Calligraphic Cats

I was watching a mash-up rebroadcast of Antiques Roadshow the other night when a pair of Victorian calligraphic drawings suddenly appeared, including one very charming cat. You can see the appraisal–with appraiser Carl Crossman stating that he and his colleagues have seen plenty of calligraphic deer and eagles but few cats–here. Crossman loved the cat (and valued it at around $3500-$4000) and so do I, so of course I had to find one for myself. Calligraphy has always been a more integral feature of Islamic and East Asian art than that of the West, and I found some nice Asian BIG cats, but domestic calligraphic cats from Europe and America were indeed difficult to track down.

Calligraphic Tigers from Japan (18th century) and Pakistan (19th century), Victoria & Albert Museum, London.

In the west, calligraphic drawings seem to emerge first in the general instructional workbooks of eighteenth- and nineteenth-century tutors and their students. The owl and the pussycat below, which come closest to capturing the charm of my beloved Antiques Roadshow cat, were drawn by Dutch instructor Jacob Labotz for his students to copy and thus perfect their hands. So I started my search through the available instructional texts, starting with the later seventeenth century and working my way up to the later 1800s, when “flourishing” offhand calligraphy, combining writing and drawing, flourished. Mr. Crossman was correct: I found lots of birds (more doves than eagles), and no cats.

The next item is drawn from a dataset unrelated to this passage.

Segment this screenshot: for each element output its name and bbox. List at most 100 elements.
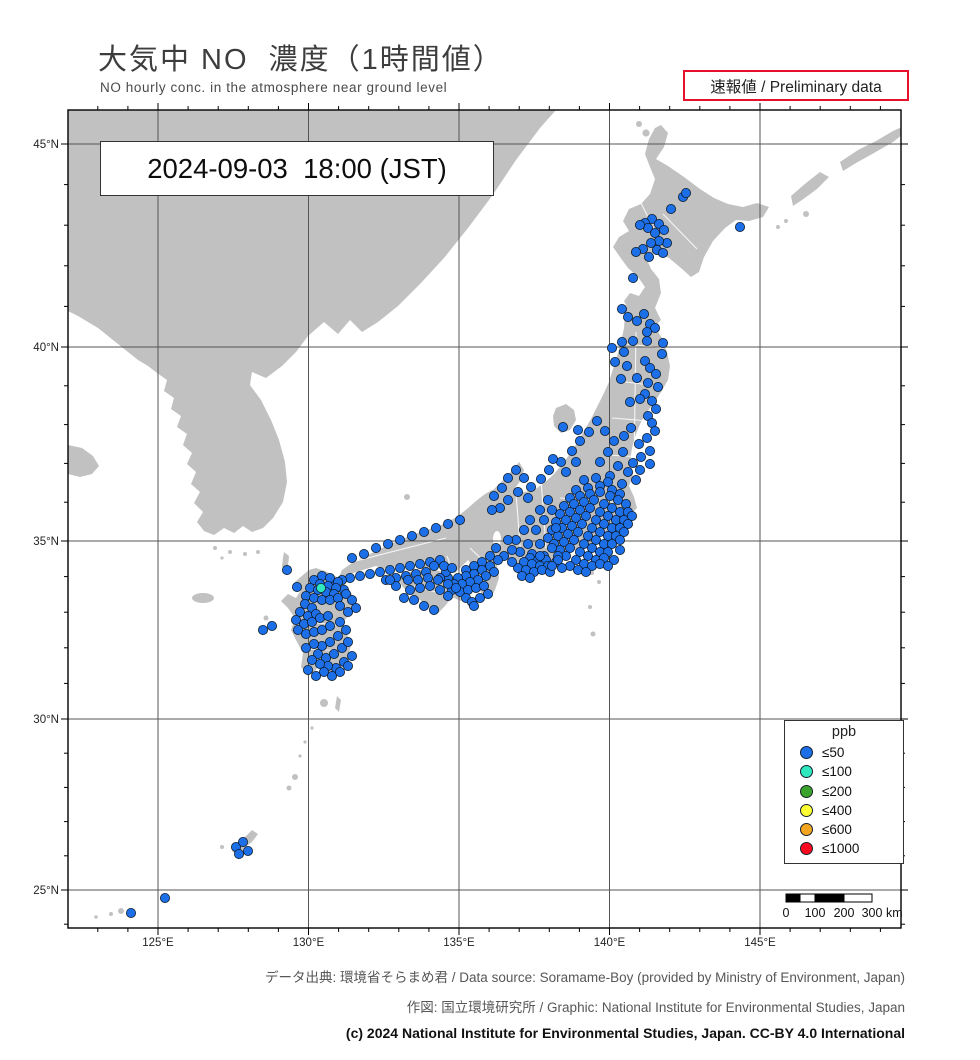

“Mary Serjant her book scholler to Eliz Bean Mrs. in the art of writing and arithmetick”, 1688, Beineke Rare Book and Manuscript Library, Yale University.

I expanded my search to include museum collections, antique-shop inventories, and auction archives and could only find more calligraphic birds, in addition to a few horses and donkeys, rabbits, the occasional dragon, and this wonderful elephant, produced in Ohio in the mid-to-late nineteenth century. I would have snapped it right up if it was not already sold.

This elusive elephant inspired me to dig deeper and reminded me of an image that I do have:  a calligraphic deer in the form of a John Derian tray:  perhaps the source could lead me to a similarly drawn cat? Fortunately the Real PenWork. Self-Instructor in Penmanship (Pittsfield, MA: Knowles & Maxim, 1881) is available online:  there I found my deer, along with flourished and fanciful birds of all feathers, fish, horses, and a big cat.

I’m going to keep looking for the perfect Spencerian calligraphic cat drawing, but in the mean time I think I’ll settle for yet another John Derian plate (I’m embarrassed to count how many I have), because this one comes very close to my feverishly-sought-after feline.